A Really Complex Stormwater Model: Salters Creek 2D SWMM
Engineers from the City of Hampton and GKY & Associates, Inc. recently completed a study of the 2,500-acre Salters Creek Watershed, which discharges to the Hampton Roads Harbor. The area has a relatively flat, low-lying topography with drainage infrastructure that is more than 70 years old. The City undertook this effort to reduce future flooding impacts on parcels and structures—with an eye toward climate change impacts.
The terrain, storm drain system, design rainfall, and tailwater elevations drive the hydraulics. The watershed configuration and buildout level do not lend themselves to adding flood storage in new impoundments or natural floodplains. To relieve flooding, the drainage network has to be improved to provide increased flow conveyance to the outfalls. There are no feasible, suitable locations to add flood storage.

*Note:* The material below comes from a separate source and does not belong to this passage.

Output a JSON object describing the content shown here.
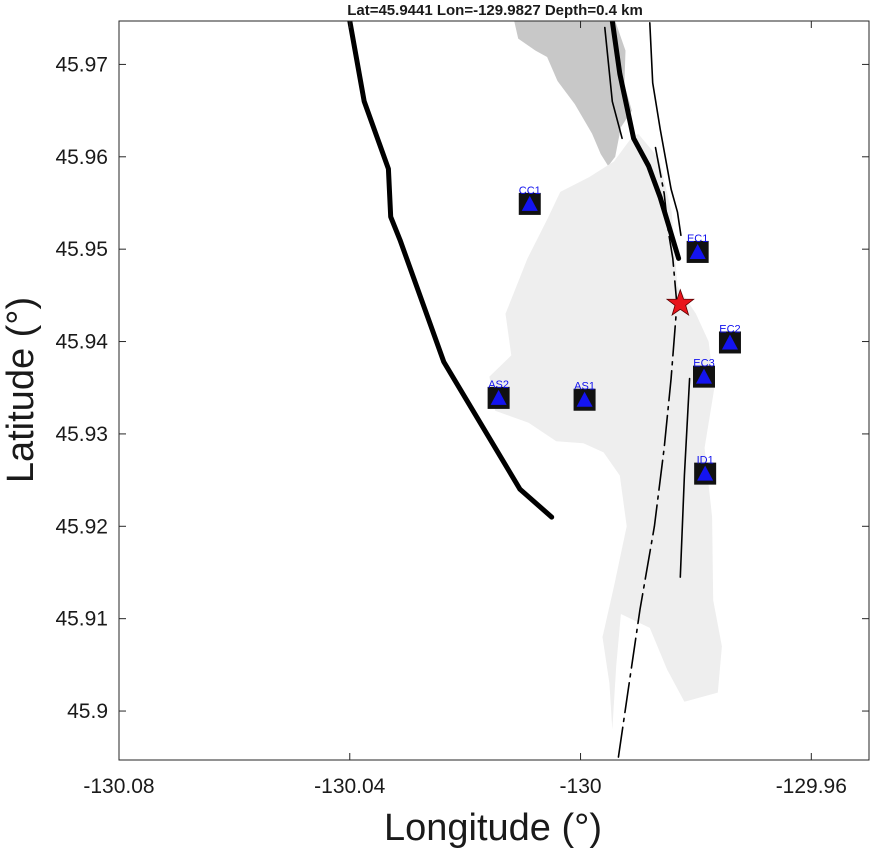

The EPA SWMM model can be configured as a combined 1D/2D finite element mesh system (for above-ground flows) with traditional 1D pipe hydraulics (for underground pipe systems). This approach—using a terrain-based mesh to model surface hydraulics—produces more reliable results than conventional 1D modeling. However, it is computationally intensive. Fortunately, powerful, multi-core processors are now relatively inexpensive and have opened the door to much more complex and useful modeling than was possible even three or four years ago.
The Salters Creek Watershed Study took over two years to complete and overcame many challenges in collecting field data for the drainage system inventory. The project engineers decided to capture considerable detail in the modeling, producing SWMM models that are between 2 and 5 GB in packaged form and can take more than 37 hours each to run on the fastest desktop computers available in 2022. There are 1,798 subcatchments (averaging 1.39 acres each), over 3,200 1D junctions, and 3,400 1D conduit links. The PCSWMM complexity index for the models is over 4,600,000 (indicating an enormous number of input parameters such as pipe lengths, invert elevations, subcatchment slopes, Manning coefficients, soil parameters, node connections, etc.). These models are the most detailed GKY has produced to date.
This presentation will highlight how the models were built and used and demonstrate why this complex approach was appropriate and beneficial. Particular emphasis will be given to overcoming practical challenges—from both modeling and project delivery perspectives.